Web usage data outline map of knowledge
Analysis offers fresh perspective on role of humanities and social sciences.
When users click from one page to another while looking through online scientific journals, they generate a chain of connections between things they think belong together. Now a billion such 'clickstream events' have been analysed by researchers to map these connections on a grand scale.
The work provides a fascinating snapshot of the web of interconnections between disciplines, which some data-mining experts believe reveals the degree to which work that is not often cited — including work in the social sciences and humanities — is widely consulted and can form bridges between scientific disciplines.
The creators of the maps argue that web-usage metrics give an alternative and more up-to-date view of science than existing maps and indicators, which are largely based on out-of-date citation data. Other researchers agree that the new maps, published this week (J. Bollen et al. PLoS ONE 4, e4803; 2009), are impressive in approach, but they disagree on their significance.
For the study, Johan Bollen and his colleagues at the Los Alamos National Laboratory in New Mexico negotiated access to anonymized server log data covering 35,000 journals from 2006 to 2007. The data came from the University of Texas, the California State University system, and major science journal gateways including Thomson Reuters' Web of Science and Elsevier's Scopus database.
Although data on usage rather than citations have been used in some past studies, the sheer scale of the new study makes it stand out, says Henk Moed, a bibliometry expert at the Centre for Science and Technology Studies at the University of Leiden in the Netherlands. "The paper represents an important step forward."
The data reveal how often users looking at an article in journal A moved on to an article in journal B, and on to one in journal C, and so on, during a browser session. By aggregating hundreds of millions of such relationships, the researchers could use network-visualization algorithms to create maps based on the 'distances' computed between journals and disciplines.

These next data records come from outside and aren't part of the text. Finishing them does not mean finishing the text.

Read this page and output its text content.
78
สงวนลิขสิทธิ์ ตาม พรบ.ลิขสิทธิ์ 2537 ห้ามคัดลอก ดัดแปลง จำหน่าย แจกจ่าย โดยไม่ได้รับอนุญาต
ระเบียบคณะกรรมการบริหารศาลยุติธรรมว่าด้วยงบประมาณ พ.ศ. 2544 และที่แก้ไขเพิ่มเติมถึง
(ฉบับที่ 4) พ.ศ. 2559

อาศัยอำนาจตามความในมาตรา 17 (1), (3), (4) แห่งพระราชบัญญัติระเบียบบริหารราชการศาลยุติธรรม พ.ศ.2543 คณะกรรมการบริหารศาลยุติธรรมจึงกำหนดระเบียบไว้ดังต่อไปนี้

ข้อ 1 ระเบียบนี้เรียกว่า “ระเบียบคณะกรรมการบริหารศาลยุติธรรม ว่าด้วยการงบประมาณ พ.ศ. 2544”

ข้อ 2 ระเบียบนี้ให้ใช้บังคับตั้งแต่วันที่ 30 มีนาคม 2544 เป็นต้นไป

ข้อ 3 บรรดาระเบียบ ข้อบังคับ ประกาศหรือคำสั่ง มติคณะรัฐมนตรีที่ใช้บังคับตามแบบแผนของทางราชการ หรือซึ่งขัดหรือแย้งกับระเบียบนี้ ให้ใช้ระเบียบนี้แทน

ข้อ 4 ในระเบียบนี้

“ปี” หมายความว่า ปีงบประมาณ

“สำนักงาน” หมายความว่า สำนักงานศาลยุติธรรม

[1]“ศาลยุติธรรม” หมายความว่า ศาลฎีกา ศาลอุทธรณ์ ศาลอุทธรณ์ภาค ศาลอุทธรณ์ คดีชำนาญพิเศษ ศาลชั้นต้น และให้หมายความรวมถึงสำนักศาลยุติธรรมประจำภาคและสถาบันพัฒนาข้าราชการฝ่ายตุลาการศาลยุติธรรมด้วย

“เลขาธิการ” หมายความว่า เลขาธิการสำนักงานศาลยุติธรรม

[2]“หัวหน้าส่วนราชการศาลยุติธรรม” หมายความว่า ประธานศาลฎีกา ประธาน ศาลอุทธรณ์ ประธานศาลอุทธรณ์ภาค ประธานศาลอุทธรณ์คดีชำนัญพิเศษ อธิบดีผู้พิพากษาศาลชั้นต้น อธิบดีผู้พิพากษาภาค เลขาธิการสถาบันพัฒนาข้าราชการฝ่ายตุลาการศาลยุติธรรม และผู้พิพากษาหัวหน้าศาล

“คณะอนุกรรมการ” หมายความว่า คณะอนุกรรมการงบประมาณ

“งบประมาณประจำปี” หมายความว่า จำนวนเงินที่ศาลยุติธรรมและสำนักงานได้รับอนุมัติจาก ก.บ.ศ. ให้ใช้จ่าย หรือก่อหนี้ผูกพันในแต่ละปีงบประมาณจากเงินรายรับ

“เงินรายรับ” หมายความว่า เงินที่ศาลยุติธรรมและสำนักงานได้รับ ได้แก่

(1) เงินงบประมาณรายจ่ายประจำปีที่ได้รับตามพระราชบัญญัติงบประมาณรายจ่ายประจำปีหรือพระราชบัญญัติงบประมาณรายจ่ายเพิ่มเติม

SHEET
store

The broad structure of the maps is similar to those created using citation data: a network of clusters in different fields, within which journals have strong connections with one another but fewer links to other clusters. A striking difference in the usage maps is that journals in the humanities and social sciences figure much more prominently than in citation-based maps. Along with some journals in other fields, such as psychology and the environment, they also emerge as gateways between clusters that are otherwise poorly connected, and so act as key bridges between disciplines. The difference partly arises because Bollen's study covers a wider literature than the citation databases, which are biased towards natural sciences journals.
The journal ranking generated from the usage maps includes not just the usual suspects such as _Nature_, _Science_ and _Physical Review B_, but also the _Journal of Advanced Nursing_ and _Environmental Health Perspectives_ That reflects a key difference between citation- and usage-based maps and metrics. The former reflect citations by researchers who publish, but ignore the impact of papers on large swathes of the scientific and medical community who read and apply the literature in medical, commercial or policy practice but who rarely or never publish.

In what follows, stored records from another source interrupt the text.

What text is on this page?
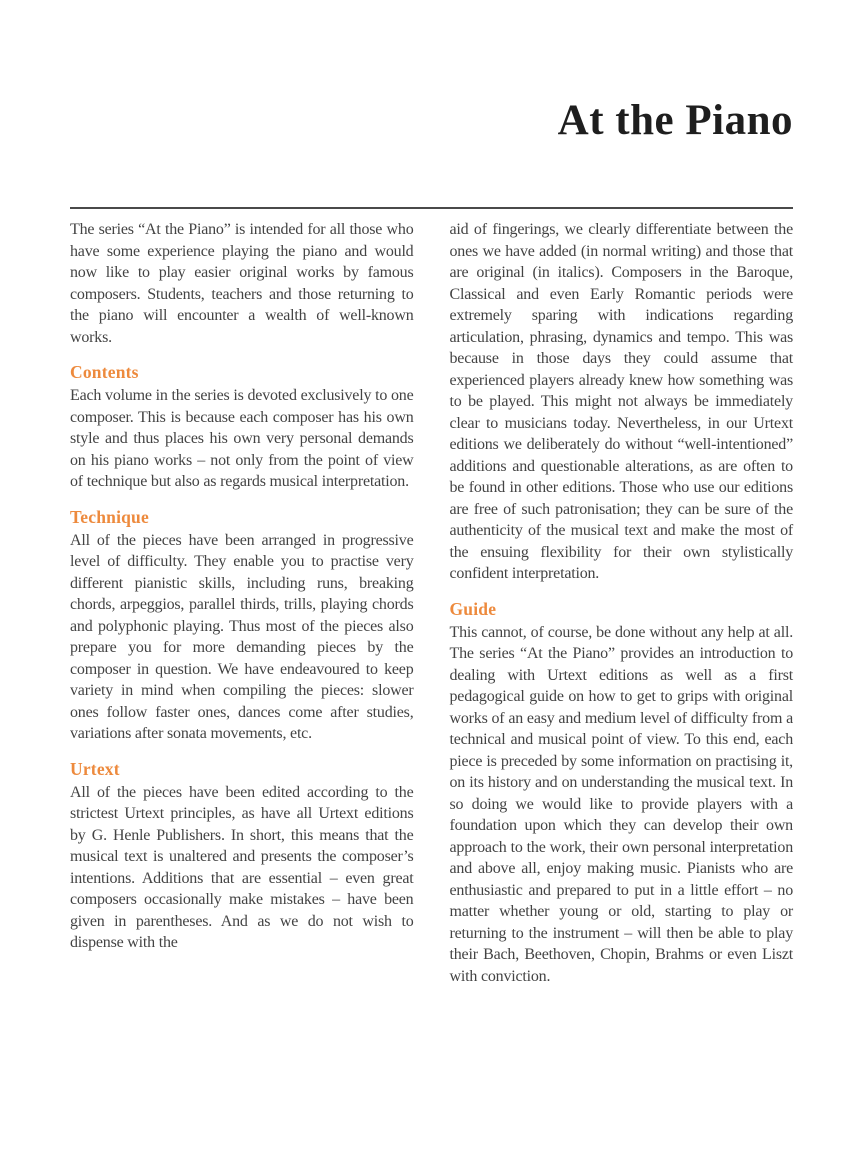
At the Piano

The series “At the Piano” is intended for all those who have some experience playing the piano and would now like to play easier original works by famous composers. Students, teachers and those returning to the piano will encounter a wealth of well-known works.

Contents

Each volume in the series is devoted exclusively to one composer. This is because each composer has his own style and thus places his own very personal demands on his piano works – not only from the point of view of technique but also as regards musical interpretation.

Technique

All of the pieces have been arranged in progressive level of difficulty. They enable you to practise very different pianistic skills, including runs, breaking chords, arpeggios, parallel thirds, trills, playing chords and polyphonic playing. Thus most of the pieces also prepare you for more demanding pieces by the composer in question. We have endeavoured to keep variety in mind when compiling the pieces: slower ones follow faster ones, dances come after studies, variations after sonata movements, etc.

Urtext

All of the pieces have been edited according to the strictest Urtext principles, as have all Urtext editions by G. Henle Publishers. In short, this means that the musical text is unaltered and presents the composer’s intentions. Additions that are essential – even great composers occasionally make mistakes – have been given in parentheses. And as we do not wish to dispense with the

aid of fingerings, we clearly differentiate between the ones we have added (in normal writing) and those that are original (in italics). Composers in the Baroque, Classical and even Early Romantic periods were extremely sparing with indications regarding articulation, phrasing, dynamics and tempo. This was because in those days they could assume that experienced players already knew how something was to be played. This might not always be immediately clear to musicians today. Nevertheless, in our Urtext editions we deliberately do without “well-intentioned” additions and questionable alterations, as are often to be found in other editions. Those who use our editions are free of such patronisation; they can be sure of the authenticity of the musical text and make the most of the ensuing flexibility for their own stylistically confident interpretation.

Guide

This cannot, of course, be done without any help at all. The series “At the Piano” provides an introduction to dealing with Urtext editions as well as a first pedagogical guide on how to get to grips with original works of an easy and medium level of difficulty from a technical and musical point of view. To this end, each piece is preceded by some information on practising it, on its history and on understanding the musical text. In so doing we would like to provide players with a foundation upon which they can develop their own approach to the work, their own personal interpretation and above all, enjoy making music. Pianists who are enthusiastic and prepared to put in a little effort – no matter whether young or old, starting to play or returning to the instrument – will then be able to play their Bach, Beethoven, Chopin, Brahms or even Liszt with conviction.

"Citation data may undervalue papers written in practitioner-based fields, such as reviews or syntheses in clinical medical journals that are widely read by practising physicians but not cited proportionally," says Carl Bergstrom of the University of Washington in Seattle. "By including practitioners we capture a much wider sample of the scholarly community," adds Bollen.
Usage maps are also more up to date than citation ones because the inherent delay in publication means it takes at least two years before a paper will start to gather citations in sufficient numbers to be meaningful. "The most exciting aspect is that they give us a different time-slice of the process of scientific discovery," says Bergstrom.

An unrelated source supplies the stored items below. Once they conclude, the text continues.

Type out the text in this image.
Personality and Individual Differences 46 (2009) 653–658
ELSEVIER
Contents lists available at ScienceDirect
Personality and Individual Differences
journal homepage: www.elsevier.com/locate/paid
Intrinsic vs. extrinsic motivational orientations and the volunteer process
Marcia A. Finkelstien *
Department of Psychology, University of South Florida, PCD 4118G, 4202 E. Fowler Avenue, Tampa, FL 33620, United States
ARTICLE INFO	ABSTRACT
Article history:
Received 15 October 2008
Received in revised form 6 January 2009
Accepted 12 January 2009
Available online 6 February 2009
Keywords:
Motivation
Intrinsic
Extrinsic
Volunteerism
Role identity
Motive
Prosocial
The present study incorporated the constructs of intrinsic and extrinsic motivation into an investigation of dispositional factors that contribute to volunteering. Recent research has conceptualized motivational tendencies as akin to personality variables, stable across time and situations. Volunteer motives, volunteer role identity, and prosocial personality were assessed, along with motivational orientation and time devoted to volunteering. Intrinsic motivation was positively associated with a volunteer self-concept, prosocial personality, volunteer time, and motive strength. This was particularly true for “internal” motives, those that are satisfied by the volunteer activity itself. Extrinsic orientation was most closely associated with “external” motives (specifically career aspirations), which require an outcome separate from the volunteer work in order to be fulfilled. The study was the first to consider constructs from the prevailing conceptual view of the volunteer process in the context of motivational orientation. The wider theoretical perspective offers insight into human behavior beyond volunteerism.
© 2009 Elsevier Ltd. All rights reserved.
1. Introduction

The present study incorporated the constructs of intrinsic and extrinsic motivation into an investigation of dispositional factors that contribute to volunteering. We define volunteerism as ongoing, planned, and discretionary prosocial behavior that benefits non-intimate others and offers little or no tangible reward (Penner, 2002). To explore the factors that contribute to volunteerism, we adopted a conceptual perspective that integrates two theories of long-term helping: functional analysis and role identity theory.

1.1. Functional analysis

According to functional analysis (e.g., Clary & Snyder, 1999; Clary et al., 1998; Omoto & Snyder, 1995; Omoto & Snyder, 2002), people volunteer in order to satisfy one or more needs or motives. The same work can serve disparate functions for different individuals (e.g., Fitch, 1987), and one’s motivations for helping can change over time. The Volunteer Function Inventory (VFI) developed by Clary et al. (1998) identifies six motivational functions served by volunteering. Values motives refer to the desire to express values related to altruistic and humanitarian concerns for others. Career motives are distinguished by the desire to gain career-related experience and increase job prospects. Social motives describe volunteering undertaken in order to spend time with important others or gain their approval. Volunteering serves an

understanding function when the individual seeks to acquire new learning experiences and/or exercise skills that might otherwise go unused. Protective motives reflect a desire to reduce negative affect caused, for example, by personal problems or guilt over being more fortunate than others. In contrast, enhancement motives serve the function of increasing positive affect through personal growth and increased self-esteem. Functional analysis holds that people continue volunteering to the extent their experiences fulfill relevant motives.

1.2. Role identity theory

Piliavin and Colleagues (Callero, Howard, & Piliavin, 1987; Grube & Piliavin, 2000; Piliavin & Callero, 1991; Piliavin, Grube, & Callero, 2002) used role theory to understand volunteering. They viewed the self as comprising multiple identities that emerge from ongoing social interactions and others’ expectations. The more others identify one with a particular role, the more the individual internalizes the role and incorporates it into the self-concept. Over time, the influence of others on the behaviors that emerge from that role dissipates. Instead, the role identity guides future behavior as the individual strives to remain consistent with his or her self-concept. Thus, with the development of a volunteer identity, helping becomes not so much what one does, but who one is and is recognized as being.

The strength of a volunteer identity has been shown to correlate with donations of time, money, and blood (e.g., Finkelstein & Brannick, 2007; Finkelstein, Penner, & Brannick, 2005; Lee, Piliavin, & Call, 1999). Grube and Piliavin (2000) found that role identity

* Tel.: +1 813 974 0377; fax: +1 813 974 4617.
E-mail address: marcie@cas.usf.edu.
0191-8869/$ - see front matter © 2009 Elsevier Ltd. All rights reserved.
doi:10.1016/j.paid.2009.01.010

Others are less impressed. Anthony van Raan, director of the Leiden Centre for Science and Technology Studies, argues that this more current view may in fact represent today's "fashions", rather than trends that will endure. Faster online publishing means that papers are being cited faster than before, he argues. He also questions the central position of the social sciences in the maps, and various aspects of the data-analysis techniques used. Other experts say they have similar concerns, but are holding off from passing judgement until they can discuss the methodology with the paper's authors.
But Bergstrom argues that usage and citation data each provide different but useful information on the impact of papers and journals. "Usage data tell us where the net was cast; citation data tell us where the fish were caught," he says. "If you want to understand the human enterprise of fishing, you had better know about both."